Please read this as if it were Jeff Foxworthy doing a "you might be a ******* if'

As the current regime along with the EPA continues to assault fuel (coal, Nat Gas, Oil, Gas etc) Food Prices Will Rise; 

As they continue their INSANE love of corn ethanol...taking feed and using good fuel to make substandard fuel, Food Prices Will Rise; 

As the Fed prints $80 B per month, Food Prices Will Rise


----------



## Jeep (Aug 5, 2014)

Slippy said:


> Please read this as if it were Jeff Foxworthy doing a "you might be a ******* if'
> 
> As the current regime along with the EPA continues to assault fuel (coal, Nat Gas, Oil, Gas etc) Food Prices Will Rise;
> 
> ...


And so shall I


----------



## TJC44 (Mar 16, 2014)

Take a walk through your local neighborhood. You will see how FEW gardens there are.


----------



## RNprepper (Apr 5, 2014)

Chirp, chirp, chirp.


----------



## TxBorderCop (Nov 19, 2012)

We have raspberries, strawberries and blackberries. Frozen then canned. We have tomatoes, tomatillos, and you name the pepper, I probably have it. The 7 pot and Trinidad Scorpion peppers keep the deer and other wild critters from even getting close to the garden. I built a rifle for a friend, in return, we get a side of beef this year and next (they raise Longhorns). We have a peach, pear, plum, two cherry and two apple trees that we make preserves out of the fruit and can that. I LOVE my wife's homemade apple and peach butters. She's stocked enough to last us YEARS at this rate. If calories are needed, we should be able to survive until the world ends!!!

Unfortunately where we live (even though we are in the country, the covenants do not allow any livestock. Plus I have an alpha hotel neighbor who would take me to court for violating the covenants. Libtard and his wife are from California and they eat BOXED food (those Smart ones meals, god they smell revolting when he heats one up at work) not real food.


----------



## Derma-Redi (Aug 23, 2014)

Agreed!!! Makes you wonder why a serious effort for desalination in the Pacific Ocean isn't being brought to a reality.
Plenty of water could be made useable if that were to happen. That is of course unless FUKUSHIMA hasn't made that point moot????

DERMA-REDI
Dean


----------



## Derma-Redi (Aug 23, 2014)

It makes you wonder if it is even possible to be this incompetent but if you sprinkle some of that in along with the fact that this is all by design
then you have a recipe for the USA being brought down to 2nd/3rd world status (which is clearly the goal)... sadly

DERMA-REDI
Dean


----------



## firefighter72 (Apr 18, 2014)

A buddy of mine (he owns a local pizza joint) said candy bars are about to go up 1/3 their price in the next few mouths.


----------



## firefighter72 (Apr 18, 2014)

TJC44 said:


> Take a walk through your local neighborhood. You will see how FEW gardens there are.

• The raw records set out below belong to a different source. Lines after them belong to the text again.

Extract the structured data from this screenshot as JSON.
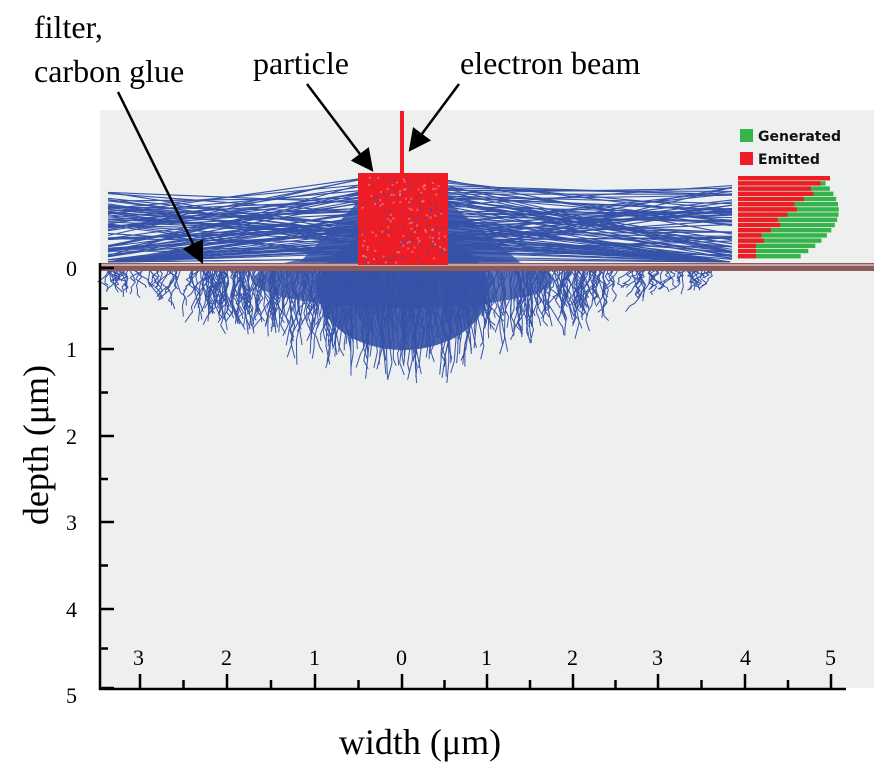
{
  "annotations": {
    "filter_line1": "filter,",
    "filter_line2": "carbon glue",
    "particle": "particle",
    "electron_beam": "electron beam"
  },
  "legend": {
    "generated": "Generated",
    "emitted": "Emitted"
  },
  "axes": {
    "xlabel": "width (μm)",
    "ylabel": "depth (μm)",
    "x_ticks": [
      "3",
      "2",
      "1",
      "0",
      "1",
      "2",
      "3",
      "4",
      "5"
    ],
    "y_ticks": [
      "0",
      "1",
      "2",
      "3",
      "4",
      "5"
    ]
  },
  "colors": {
    "trajectories": "#3552a8",
    "particle": "#ee1c24",
    "beam": "#ee1c24",
    "generated": "#36b34a",
    "emitted": "#ee1c24",
    "substrate": "#8b5a5a",
    "plot_background": "#eef0ef"
  }
}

In my little town there are about 3-5 gardens per block with about 5-8 house per block, but none of these gardens produce enough to live on.


----------



## ekim (Dec 28, 2012)

Like everything in America the people have left it to someone else to do the work / grow food. This country did quite well before comiefornia became a major food source and "could" do so again if people would do some work! The biggest hold up I would think is the government local/state/federal won't get out of peoples lives.


----------